Когда он открывает глаза, на берегу реки уже занимается рассвет.
— Надо же, проснулся, — мягко, чуть испуганно говорит Чимин, помогая ему подняться с песка. Хосок вертит головой: на берегу почти никого, костер давно прогорел, но его щеки почему-то полыхают.
— Давно я сплю?
— Упал, как только через костер перепрыгнул, — улыбка Чимина все еще кажется беспокойной, — старшие говорят, что это из-за вина.
— Я был в лесу? — тревожно спрашивает он, осматривая себя.
— Не знаю, мы все были увлечены Прошением, потом зашли в реку, а когда выходили, ты лежал там же, куда мы тебя перенесли.
— Все целы?
— Наше поселение да, но… — Чимин неловко оглядывается назад, и Хосок поднимается раньше, чем услышит, как он договорит, — парня из луговой деревни нашли на опушке леса мертвым.
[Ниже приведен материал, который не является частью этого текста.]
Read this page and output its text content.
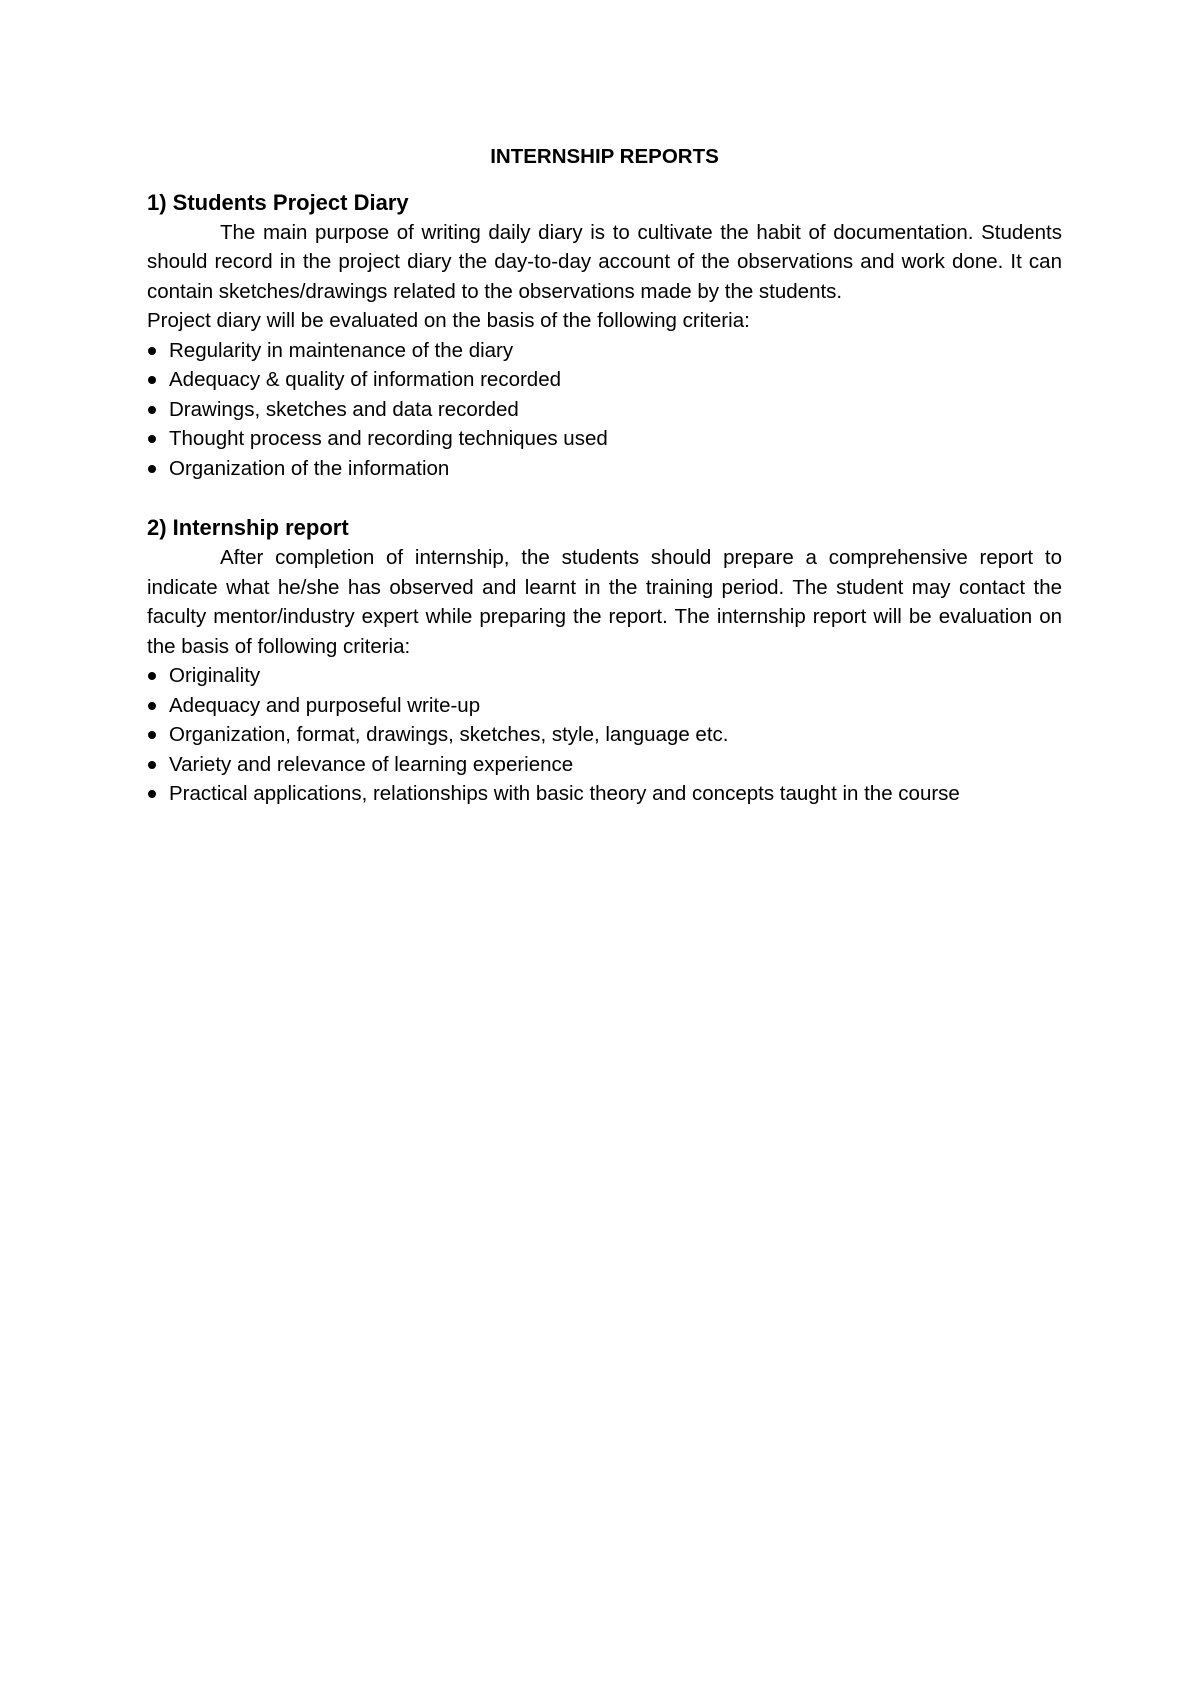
INTERNSHIP REPORTS
1) Students Project Diary

The main purpose of writing daily diary is to cultivate the habit of documentation. Students should record in the project diary the day-to-day account of the observations and work done. It can contain sketches/drawings related to the observations made by the students.

Project diary will be evaluated on the basis of the following criteria:

Regularity in maintenance of the diary
Adequacy & quality of information recorded
Drawings, sketches and data recorded
Thought process and recording techniques used
Organization of the information
2) Internship report

After completion of internship, the students should prepare a comprehensive report to indicate what he/she has observed and learnt in the training period. The student may contact the faculty mentor/industry expert while preparing the report. The internship report will be evaluation on the basis of following criteria:

Originality
Adequacy and purposeful write-up
Organization, format, drawings, sketches, style, language etc.
Variety and relevance of learning experience
Practical applications, relationships with basic theory and concepts taught in the course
Хосок подходит туда, где несколько людей помещают тело в тканевые носилки, и чувствует, как холодеет на сердце. Даже потерявшим жизнь, Тэхен кажется таким же изумительно красивым: бледная кожа сияет в холодных рассветных лучах, длинные волосы льются черной рекой, руки с рваными ранами на запястье протаскивает по песку, когда его поднимают вверх. Разорванная грудная клетка не портит его красоты, Хосок все еще помнит ощущение его сердца, колотящегося в ладони.
— С ним мало кто общался из его деревни, — тихо говорит Чимин за спиной, — говорят, он был одержим дьяволом.
«Я останусь в тебе до самой смерти», слышит он чужой голос внутри, громче своего собственного. Чимин беспокойно касается его плеча.
— Хосок?
Кажется, ему придется привыкать к своему новому имени.